This year’s NRPA Parks Build Community project is located along the Lafitte Greenway in New Orleans, Louisiana. Connecting the French Quarter to City Park, the greenway had been an essential travel and shipping corridor from the Mississippi River to Lake Pontchartrain for more than two centuries. Since the mid-2000s, local community members and elected officials have focused their efforts on reinvigorating the area after years of decline and the devastating effects of Hurricane Katrina.
Troubled Times Along the Greenway
When Hurricane Katrina hit in 2005, the area was decimated and the greenway was left in ruins. The local community raised concerns about the future of the greenway and advocated for its revitalization.
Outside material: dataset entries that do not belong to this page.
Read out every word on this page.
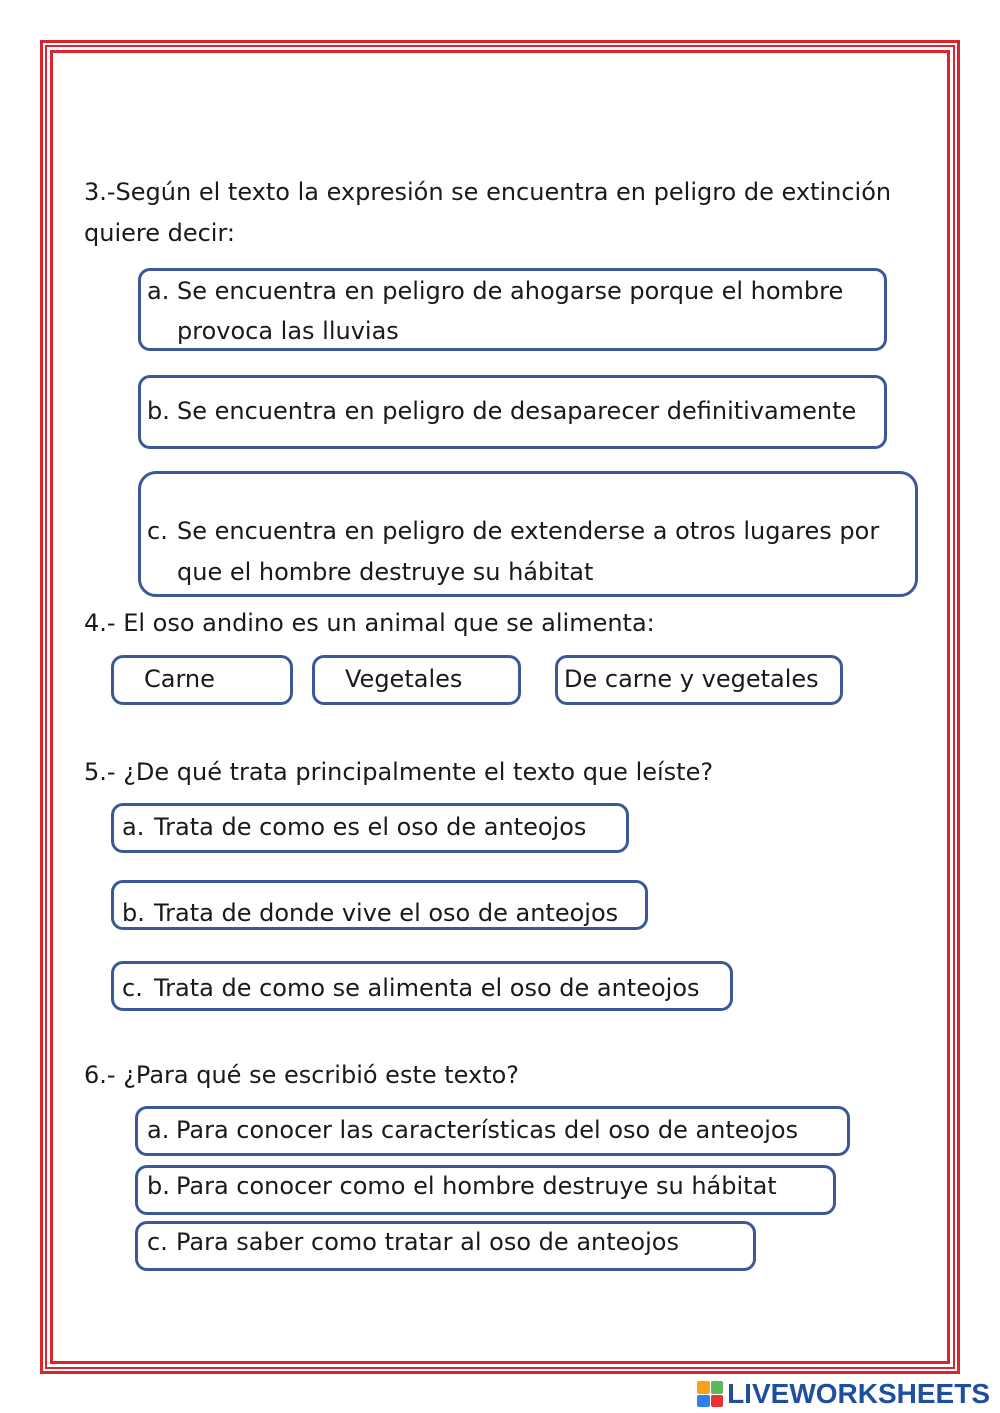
3.-Según el texto la expresión se encuentra en peligro de extinción

quiere decir:

a. Se encuentra en peligro de ahogarse porque el hombre
provoca las lluvias
b. Se encuentra en peligro de desaparecer definitivamente
c. Se encuentra en peligro de extenderse a otros lugares por
que el hombre destruye su hábitat

4.- El oso andino es un animal que se alimenta:

Carne	Vegetales	De carne y vegetales

5.- ¿De qué trata principalmente el texto que leíste?

a. Trata de como es el oso de anteojos
b. Trata de donde vive el oso de anteojos
c. Trata de como se alimenta el oso de anteojos

6.- ¿Para qué se escribió este texto?

a. Para conocer las características del oso de anteojos
b. Para conocer como el hombre destruye su hábitat
c. Para saber como tratar al oso de anteojos
LIVEWORKSHEETS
Since the mid-2000s, the city of New Orleans and local community groups have worked to create amenities along the greenway, enhance economic development, connect communities and create much-needed public space.
“The Lafitte Greenway is an exemplary redevelopment — creating more than 3 miles of multiuse urban space and bike path infrastructure, providing access to recreational facilities and public open spaces for residents of all ages,” says Graham Hill, senior project manager for Concordia, the architectural firm assisting in planning the park. “The Greenway has become a catalyst for the development of nearby properties, with the city, private developers, and various nonprofits and neighborhood groups are all working to establish a connection to this vital public asset for the city of New Orleans.”
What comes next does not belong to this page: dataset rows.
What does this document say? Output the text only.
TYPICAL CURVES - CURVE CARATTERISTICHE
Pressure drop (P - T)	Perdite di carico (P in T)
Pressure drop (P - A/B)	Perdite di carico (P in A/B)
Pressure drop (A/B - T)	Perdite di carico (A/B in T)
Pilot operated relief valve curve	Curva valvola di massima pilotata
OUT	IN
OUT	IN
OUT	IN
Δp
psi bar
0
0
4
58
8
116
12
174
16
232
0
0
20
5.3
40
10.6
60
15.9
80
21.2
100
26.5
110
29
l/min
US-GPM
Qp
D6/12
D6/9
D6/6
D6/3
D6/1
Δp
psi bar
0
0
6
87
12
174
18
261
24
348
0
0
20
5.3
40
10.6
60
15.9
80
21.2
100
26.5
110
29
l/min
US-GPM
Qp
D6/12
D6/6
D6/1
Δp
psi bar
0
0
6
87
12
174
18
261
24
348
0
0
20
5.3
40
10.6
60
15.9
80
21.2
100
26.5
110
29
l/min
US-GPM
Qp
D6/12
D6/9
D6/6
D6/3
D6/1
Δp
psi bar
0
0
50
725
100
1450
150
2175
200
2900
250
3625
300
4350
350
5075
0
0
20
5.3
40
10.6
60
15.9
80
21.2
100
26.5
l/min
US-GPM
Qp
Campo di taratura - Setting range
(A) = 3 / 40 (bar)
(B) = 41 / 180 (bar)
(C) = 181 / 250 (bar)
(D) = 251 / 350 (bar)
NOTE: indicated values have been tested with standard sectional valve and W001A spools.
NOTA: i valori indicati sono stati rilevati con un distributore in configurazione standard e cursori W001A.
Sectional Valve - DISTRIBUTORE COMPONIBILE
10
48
“New Orleans’ Lafitte Greenway is one of the most powerful public-private achievements in the city’s rebuilding after Hurricane Katrina,” says Jeffrey J. Thomas, chair of Friends of Lafitte Greenway’s Board of Directors. “The new recreational complex brings to life one more dream envisioned by the citizen master plan that gave life to the greenway. Seeing a diverse array of families gathered together at its unveiling from the more than a dozen neighborhoods that are connected by the greenway further reinforces why New Orleans’ newest park is so important and special.”
For Sam Mendelsohn, president and CEO of Greenfields, being a part of the Parks Build Community in an area ravished by a natural disaster was significant. “The importance of Greenfields’ mission — Promoting Wellness and Fighting Obesity One Community at a Time — has never been as clear as when we visited the areas affected by Katrina. In helping the people of New Orleans as part of the NRPA’s Parks Build Community initiative, we hope to help bring all neighbors together to create a positive and harmonious community.”
The Lafitte Greenway connects several neighborhoods in the heart of New Orleans, with more 10,000 people living within a quarter mile of the greenway. Private lands have been acquired to connect the full length of the greenway and a 2.6-mile asphalt trail for pedestrians and bicyclists has been created and is extensively used. Improvements in landscaping and fields for recreation have added to the appeal to the public, and lighting, coupled with ADA-compliant curbs and crosswalks, was added at each road crossing to ensure a safe environment.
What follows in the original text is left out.